How and when do you report and pay it?

  1. Work out your gain: sale price minus purchase price, minus allowable buying, selling, and improvement costs.
  2. Deduct any Private Residence Relief for the years it was your main home, plus the final 9 months of ownership.
  3. Deduct your £3,000 annual allowance for 2025/26.
  4. Report the gain using HMRC's Capital Gains Tax on UK Property online service.
  5. Pay the tax due within 60 days of completion to avoid interest and penalties.

Does selling my main home affect anything else?

Even when no tax is due, it pays to know your home's current value before you sell, so you can plan your move and your next deposit with real figures. ValuQ gives UK homeowners free, side-by-side property valuations from competing local estate agents, so you can see what your home is worth today and what you would walk away with.

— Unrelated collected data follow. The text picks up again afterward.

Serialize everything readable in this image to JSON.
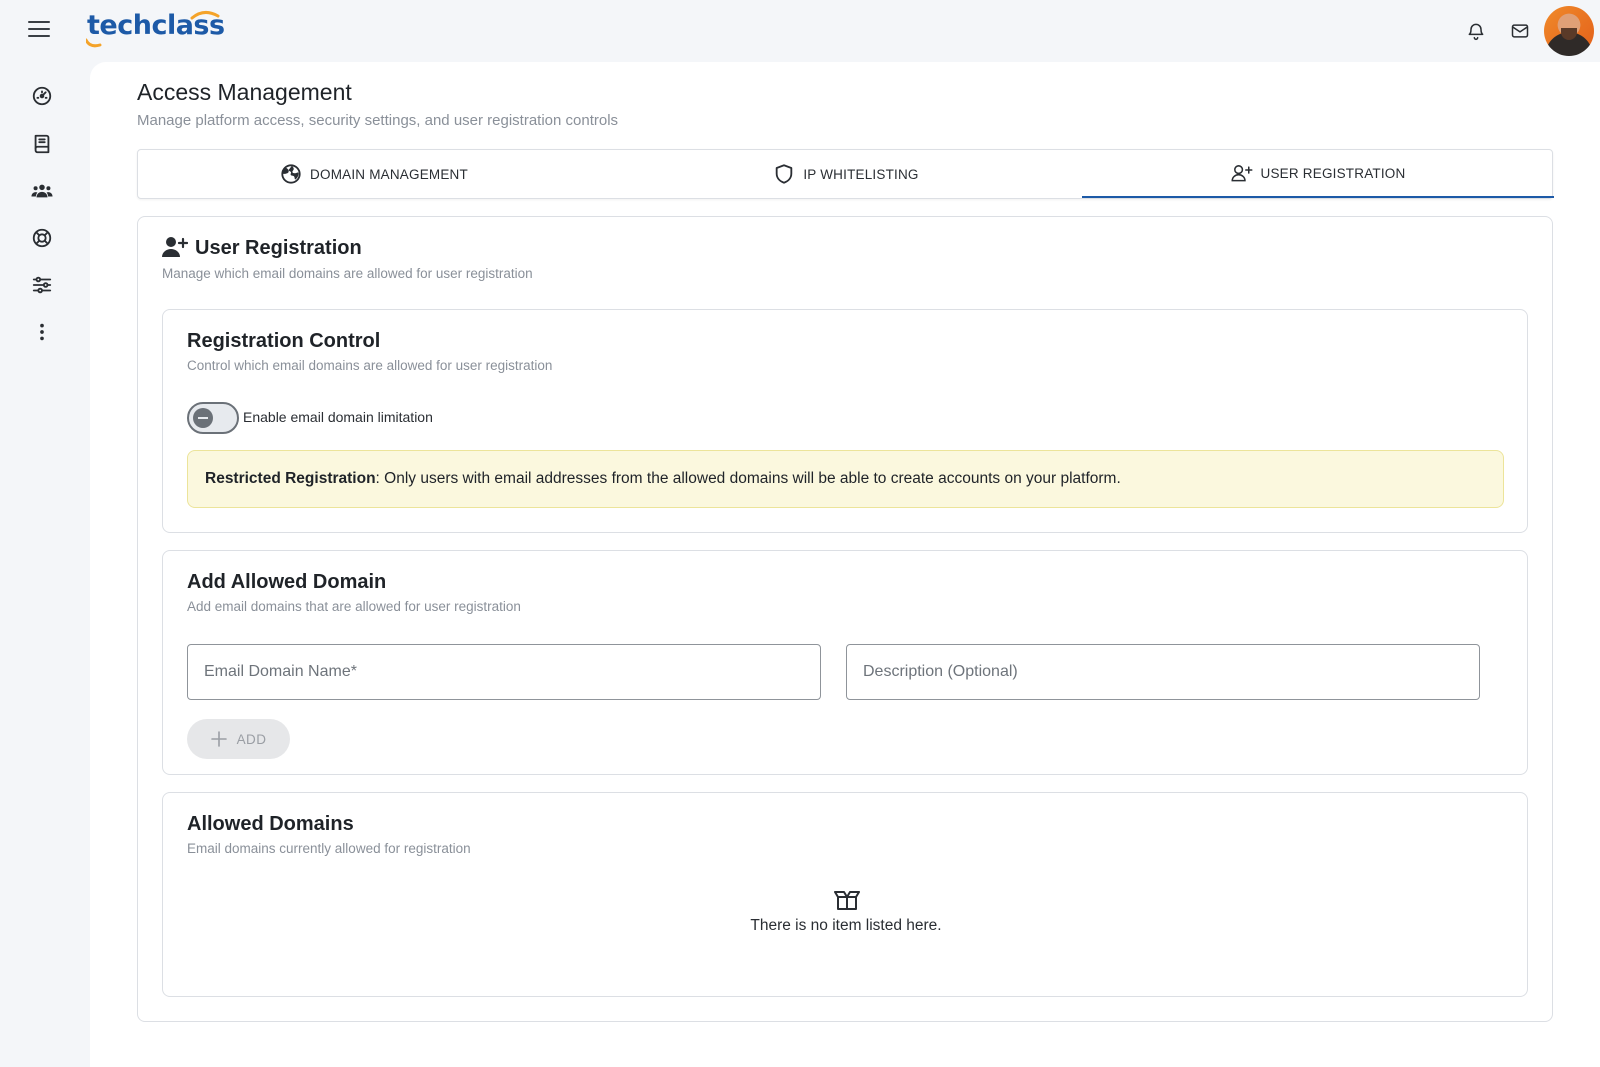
{
  "app": {
    "logo_text": "techclass",
    "brand_color": "#1d5aa7",
    "accent_color": "#f4a32a"
  },
  "topbar": {
    "menu_icon": "hamburger-menu-icon",
    "notification_icon": "bell-icon",
    "mail_icon": "mail-icon",
    "avatar": "user-avatar"
  },
  "sidebar": {
    "items": [
      {
        "icon": "dashboard-gauge-icon"
      },
      {
        "icon": "book-icon"
      },
      {
        "icon": "users-group-icon"
      },
      {
        "icon": "lifebuoy-icon"
      },
      {
        "icon": "sliders-icon"
      },
      {
        "icon": "more-vertical-icon"
      }
    ]
  },
  "page": {
    "title": "Access Management",
    "subtitle": "Manage platform access, security settings, and user registration controls"
  },
  "tabs": [
    {
      "label": "DOMAIN MANAGEMENT",
      "icon": "globe-icon",
      "active": false
    },
    {
      "label": "IP WHITELISTING",
      "icon": "shield-icon",
      "active": false
    },
    {
      "label": "USER REGISTRATION",
      "icon": "user-plus-icon",
      "active": true
    }
  ],
  "section": {
    "title": "User Registration",
    "subtitle": "Manage which email domains are allowed for user registration"
  },
  "registration_control": {
    "title": "Registration Control",
    "subtitle": "Control which email domains are allowed for user registration",
    "toggle_label": "Enable email domain limitation",
    "toggle_on": false,
    "alert_bold": "Restricted Registration",
    "alert_text": ": Only users with email addresses from the allowed domains will be able to create accounts on your platform."
  },
  "add_domain": {
    "title": "Add Allowed Domain",
    "subtitle": "Add email domains that are allowed for user registration",
    "domain_placeholder": "Email Domain Name*",
    "domain_value": "",
    "description_placeholder": "Description (Optional)",
    "description_value": "",
    "add_label": "ADD"
  },
  "allowed_domains": {
    "title": "Allowed Domains",
    "subtitle": "Email domains currently allowed for registration",
    "empty_text": "There is no item listed here.",
    "empty_icon": "empty-box-icon"
  }
}
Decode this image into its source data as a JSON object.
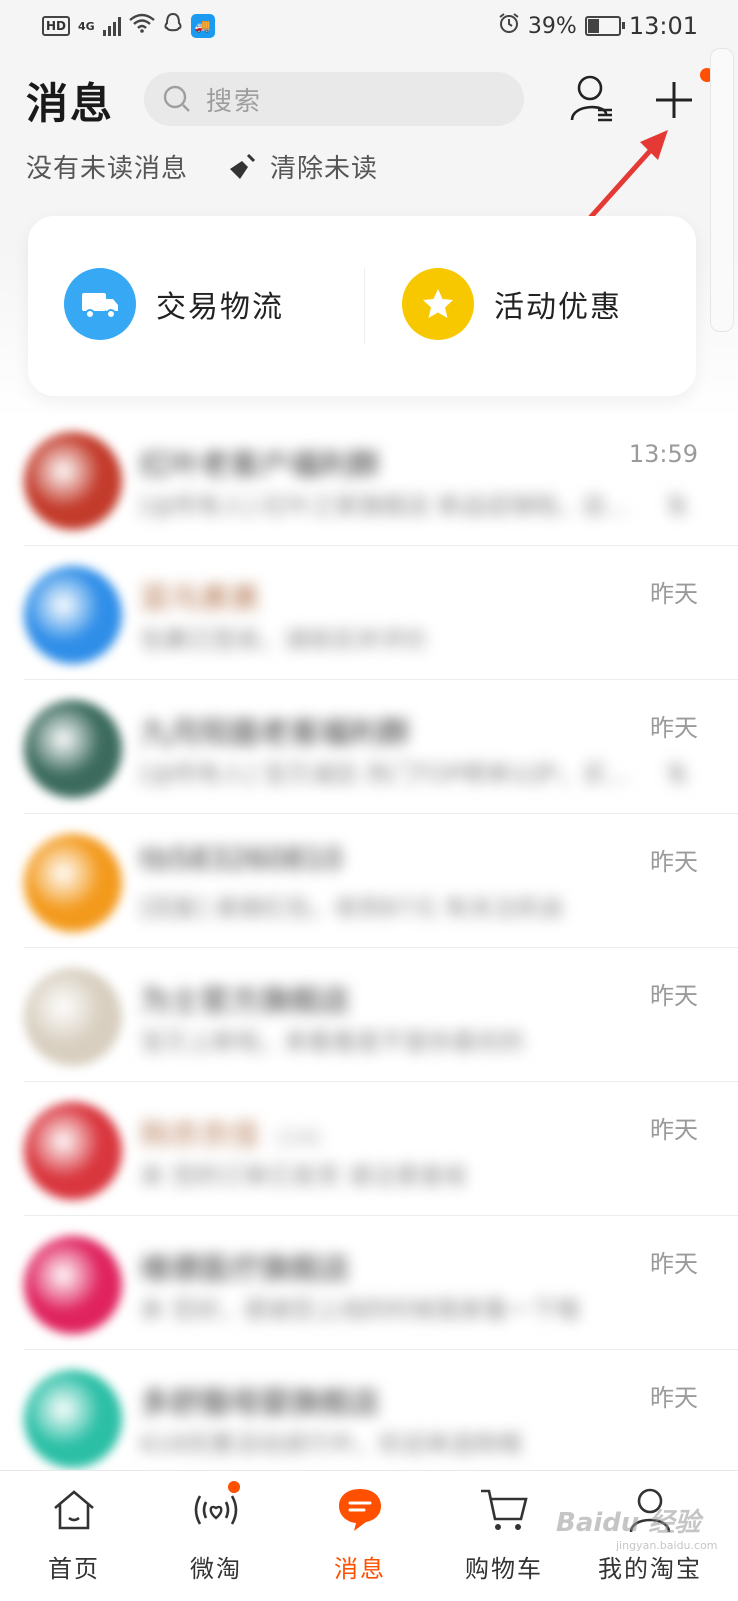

The decision to sell, and the timing, stays entirely yours.

Do I pay capital gains tax when I sell my main home?

In almost all cases, no. Private Residence Relief covers the gain on the only home you have always lived in, so there is usually nothing to pay and often nothing to report.

Do I pay capital gains tax on a house I inherited?

Capital gains tax can apply to the rise in value from the date you inherited it, if it was never your main home. Inheritance tax is a separate tax handled by the estate, not by you as the seller.

What if I lived in the property and then let it out?

Relief covers the years it was your main home plus the final 9 months of ownership. The period it was let may be taxable, though limited Letting Relief can apply in some cases where you shared the home with a tenant.

How long do I have to pay after selling?

You have 60 days from the completion date to report and pay any capital gains tax due, using HMRC's Capital Gains Tax on UK Property service.

Will I be taxed on the full sale price?

No. Capital gains tax applies only to the gain, which is your profit after the purchase price, allowable costs, reliefs, and the annual allowance, never the whole amount you sell for.

Capital gains tax sounds frightening, but for most people selling the home they live in, the answer is simple: there is nothing to pay.